Pense na sua resposta antes de continuar a leitura.

Discussão

Agora que você já escolheu a sua resposta para a pergunta do “medicamento A” versus “medicamento B”, vamos discutir a questão em mais detalhes.

Antes de mais nada, esclareço que eu não estava pensando em nenhum medicamento de verdade e que os números foram inventados. No entanto, eles foram inventados de forma coerente, quer dizer, para cada medicamento havia consistência entre a estimativa pontual de eficácia, as extremidades do intervalo de confiança de 95% e o p-valor. Explico a matemática no fim, para quem quiser saber.

A pergunta não tem uma “resposta correta” do mesmo jeito que um problema de matemática pura tem uma resposta correta. Se os números fossem diferentes, a coisa poderia ficar meio cinza e diferentes métodos formais de tratar a questão poderiam gerar respostas diferentes. Mas no caso eu coloquei números bem exagerados para que não haja dúvidas: é melhor tomar o medicamento A. Quem escolheu o medicamento B está reproduzindo algo que aprendeu em cursos básicos ruins de estatística em que martelam a regra do “p-valor < 0.05” como critério decisório. Isso é um problema sério e não sou só eu que estou preocupado com isso. Veja, por exemplo, o statement da American Statistical Association sobre o assunto.

Muita gente que pratica Ciência têm a regrinha do p < 0.05 na cabeça e isso causa muito estrago. Estrago do tipo que mata gente. Tanto porque intervenções eficazes são descartadas porque p > 0.05 quanto porque hábitos que causam malefício são erroneamente classificados como “sem efeito” porque p > 0.05.

Vamos ao nosso caso concreto. Para o medicamento B temos uma estimativa bem precisa do valor da eficácia. A estimativa pontual é de 3% e o intervalo de confiança de 95% vai de 1% a 5%. O p-valor pequenino 0.0034 nos permite afirmar com muita confiança que a eficácia é maior do que zero. Apenas cerca de 1 a cada 294 estudos com drogas sem qualquer eficácia produziriam um resultado como esse (“como esse”, quer dizer, com p-valor <= 0.0034; o número 294 é aproximadamente 1/0.0034). No entanto, essa estimativa muito precisa do valor da eficácia nos diz também que essa eficácia é muito baixa, clinicamente insignificante. Pode ser que a eficácia seja maior do que 5%, mas dificilmente será muito maior do que isso. Mesmo a extremidade superior de um intervalo de confiança de 99% seria de apenas 5.6% e a extremidade superior de um intervalo de confiança de 99.9% seria de apenas 6.3%. A droga muito provavelmente ajuda um pouquinho, mas esse pouquinho é bem pouquinho mesmo.

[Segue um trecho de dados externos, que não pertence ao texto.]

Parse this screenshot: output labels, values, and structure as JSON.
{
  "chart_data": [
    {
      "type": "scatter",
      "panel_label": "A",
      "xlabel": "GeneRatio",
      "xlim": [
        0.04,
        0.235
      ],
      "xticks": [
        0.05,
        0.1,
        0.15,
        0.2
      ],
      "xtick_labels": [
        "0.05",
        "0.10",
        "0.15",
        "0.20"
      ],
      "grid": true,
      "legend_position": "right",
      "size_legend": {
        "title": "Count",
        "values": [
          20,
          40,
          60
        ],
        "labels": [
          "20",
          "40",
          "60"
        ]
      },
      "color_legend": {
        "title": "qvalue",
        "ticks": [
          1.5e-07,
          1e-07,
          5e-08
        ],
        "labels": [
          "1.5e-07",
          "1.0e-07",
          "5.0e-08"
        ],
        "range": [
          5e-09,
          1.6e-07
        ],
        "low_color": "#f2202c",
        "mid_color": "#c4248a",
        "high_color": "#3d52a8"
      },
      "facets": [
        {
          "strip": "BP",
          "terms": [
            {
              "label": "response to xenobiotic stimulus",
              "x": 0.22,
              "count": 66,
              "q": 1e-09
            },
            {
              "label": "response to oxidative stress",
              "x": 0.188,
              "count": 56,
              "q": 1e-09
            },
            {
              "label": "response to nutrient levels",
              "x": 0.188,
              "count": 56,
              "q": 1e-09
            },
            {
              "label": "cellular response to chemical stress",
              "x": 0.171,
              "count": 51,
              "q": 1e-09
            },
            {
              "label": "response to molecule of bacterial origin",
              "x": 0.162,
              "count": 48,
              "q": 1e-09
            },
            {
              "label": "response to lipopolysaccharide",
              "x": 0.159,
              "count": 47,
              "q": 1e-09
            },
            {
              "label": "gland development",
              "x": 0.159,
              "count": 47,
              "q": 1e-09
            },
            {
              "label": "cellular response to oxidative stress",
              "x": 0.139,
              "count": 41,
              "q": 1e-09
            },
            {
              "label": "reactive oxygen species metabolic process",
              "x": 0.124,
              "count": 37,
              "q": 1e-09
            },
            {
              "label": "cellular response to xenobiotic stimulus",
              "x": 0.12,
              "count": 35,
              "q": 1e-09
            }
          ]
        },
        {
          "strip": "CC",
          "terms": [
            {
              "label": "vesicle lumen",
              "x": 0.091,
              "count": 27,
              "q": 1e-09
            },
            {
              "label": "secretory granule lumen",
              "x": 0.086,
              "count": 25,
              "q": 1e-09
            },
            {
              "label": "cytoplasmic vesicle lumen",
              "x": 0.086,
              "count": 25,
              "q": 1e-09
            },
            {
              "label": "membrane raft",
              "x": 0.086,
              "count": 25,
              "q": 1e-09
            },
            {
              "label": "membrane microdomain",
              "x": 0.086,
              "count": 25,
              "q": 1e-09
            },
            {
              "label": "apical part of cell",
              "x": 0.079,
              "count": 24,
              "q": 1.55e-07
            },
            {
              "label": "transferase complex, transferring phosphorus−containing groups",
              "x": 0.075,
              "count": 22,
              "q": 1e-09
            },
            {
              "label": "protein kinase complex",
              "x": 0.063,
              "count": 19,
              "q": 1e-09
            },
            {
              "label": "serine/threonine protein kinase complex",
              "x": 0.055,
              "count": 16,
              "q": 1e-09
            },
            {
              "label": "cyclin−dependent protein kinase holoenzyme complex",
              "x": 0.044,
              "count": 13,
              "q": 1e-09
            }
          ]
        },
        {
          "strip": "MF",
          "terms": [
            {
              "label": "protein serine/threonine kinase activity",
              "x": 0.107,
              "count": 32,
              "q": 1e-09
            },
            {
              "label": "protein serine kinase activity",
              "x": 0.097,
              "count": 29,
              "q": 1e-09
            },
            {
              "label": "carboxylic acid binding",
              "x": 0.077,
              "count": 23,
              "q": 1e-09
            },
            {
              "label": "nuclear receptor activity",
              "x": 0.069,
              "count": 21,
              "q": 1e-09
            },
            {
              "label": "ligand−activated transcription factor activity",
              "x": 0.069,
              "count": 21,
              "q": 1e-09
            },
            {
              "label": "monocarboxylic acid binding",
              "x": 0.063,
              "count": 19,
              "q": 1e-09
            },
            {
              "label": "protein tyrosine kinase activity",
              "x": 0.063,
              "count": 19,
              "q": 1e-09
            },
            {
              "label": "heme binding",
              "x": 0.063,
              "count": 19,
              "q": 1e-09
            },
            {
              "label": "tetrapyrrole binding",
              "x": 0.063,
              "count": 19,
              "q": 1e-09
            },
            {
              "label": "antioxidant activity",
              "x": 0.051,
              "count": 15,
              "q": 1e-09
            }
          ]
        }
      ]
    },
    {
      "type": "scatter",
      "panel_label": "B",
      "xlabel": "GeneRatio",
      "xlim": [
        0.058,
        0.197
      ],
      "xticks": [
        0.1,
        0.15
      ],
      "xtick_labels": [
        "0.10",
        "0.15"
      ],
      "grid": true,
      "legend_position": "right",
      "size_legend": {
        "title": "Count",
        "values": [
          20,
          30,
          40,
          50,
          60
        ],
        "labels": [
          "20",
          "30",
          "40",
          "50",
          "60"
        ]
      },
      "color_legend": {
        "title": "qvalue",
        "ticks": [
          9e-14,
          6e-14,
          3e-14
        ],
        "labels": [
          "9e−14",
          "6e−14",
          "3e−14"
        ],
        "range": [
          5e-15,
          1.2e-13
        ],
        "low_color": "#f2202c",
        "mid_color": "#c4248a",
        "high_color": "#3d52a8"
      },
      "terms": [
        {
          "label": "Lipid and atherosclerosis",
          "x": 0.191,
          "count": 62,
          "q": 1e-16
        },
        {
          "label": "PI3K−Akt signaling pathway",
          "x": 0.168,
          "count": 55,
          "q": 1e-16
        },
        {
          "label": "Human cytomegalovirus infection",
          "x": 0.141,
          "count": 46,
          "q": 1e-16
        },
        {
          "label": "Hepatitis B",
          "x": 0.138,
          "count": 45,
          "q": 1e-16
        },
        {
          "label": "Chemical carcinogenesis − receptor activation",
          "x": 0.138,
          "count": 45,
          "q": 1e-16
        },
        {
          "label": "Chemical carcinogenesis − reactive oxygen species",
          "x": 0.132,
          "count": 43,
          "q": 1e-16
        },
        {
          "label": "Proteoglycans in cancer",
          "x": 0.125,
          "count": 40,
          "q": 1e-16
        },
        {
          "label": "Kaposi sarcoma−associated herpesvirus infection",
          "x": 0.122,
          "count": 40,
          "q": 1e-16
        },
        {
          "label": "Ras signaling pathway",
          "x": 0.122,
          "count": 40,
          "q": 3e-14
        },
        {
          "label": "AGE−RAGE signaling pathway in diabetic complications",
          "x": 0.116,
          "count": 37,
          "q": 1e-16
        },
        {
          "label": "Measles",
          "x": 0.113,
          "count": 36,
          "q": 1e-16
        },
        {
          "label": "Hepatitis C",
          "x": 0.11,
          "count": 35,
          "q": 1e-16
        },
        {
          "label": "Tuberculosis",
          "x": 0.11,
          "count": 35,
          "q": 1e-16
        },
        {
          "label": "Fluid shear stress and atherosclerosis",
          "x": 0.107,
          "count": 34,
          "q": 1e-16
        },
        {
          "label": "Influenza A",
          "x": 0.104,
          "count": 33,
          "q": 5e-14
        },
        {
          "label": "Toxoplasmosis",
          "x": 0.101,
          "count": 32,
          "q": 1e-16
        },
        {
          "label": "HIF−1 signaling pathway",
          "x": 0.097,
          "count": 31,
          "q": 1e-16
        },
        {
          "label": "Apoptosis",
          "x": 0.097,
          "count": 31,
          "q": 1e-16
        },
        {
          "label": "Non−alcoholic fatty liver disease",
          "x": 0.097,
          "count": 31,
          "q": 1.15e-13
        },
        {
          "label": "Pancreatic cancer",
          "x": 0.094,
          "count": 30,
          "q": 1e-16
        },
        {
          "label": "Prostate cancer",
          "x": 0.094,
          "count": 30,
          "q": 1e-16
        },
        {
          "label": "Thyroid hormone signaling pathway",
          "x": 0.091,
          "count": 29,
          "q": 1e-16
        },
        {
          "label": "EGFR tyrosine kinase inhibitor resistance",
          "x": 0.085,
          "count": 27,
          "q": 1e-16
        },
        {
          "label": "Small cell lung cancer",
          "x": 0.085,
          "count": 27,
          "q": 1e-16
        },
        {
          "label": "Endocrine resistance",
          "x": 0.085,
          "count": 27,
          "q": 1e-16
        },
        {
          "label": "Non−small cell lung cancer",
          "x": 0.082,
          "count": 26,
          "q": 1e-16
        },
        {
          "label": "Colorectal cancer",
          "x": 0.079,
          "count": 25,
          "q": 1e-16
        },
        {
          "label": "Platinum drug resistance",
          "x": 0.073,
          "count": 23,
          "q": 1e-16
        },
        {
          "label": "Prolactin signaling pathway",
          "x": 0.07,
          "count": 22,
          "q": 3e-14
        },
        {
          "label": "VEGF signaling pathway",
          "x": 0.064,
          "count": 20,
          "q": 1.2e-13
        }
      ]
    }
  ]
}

E o medicamento A? A estimativa pontual de eficácia é de 70%, com intervalo de confiança de 95% indo de -6% a 91.5% e p-valor = 0.062. Muita incerteza sobre a magnitude da eficácia, mas é bem plausível que o medicamento tenha um efeito benéfico enorme. Algumas pessoas veem o p-valor > 0.05 e concluem que há “ausência de evidência de eficácia” ou até “evidência de ineficácia”. Ambas as coisas estão erradas. Em primeiro lugar, tanto o valor de corte 0.05 para p-valores quanto o seu companheiro 95% usado para construção dos intervalos de confiança são escolhas completamente arbitrárias, não há nada de realmente importante sobre esses números. São hábitos adotados por algumas comunidades.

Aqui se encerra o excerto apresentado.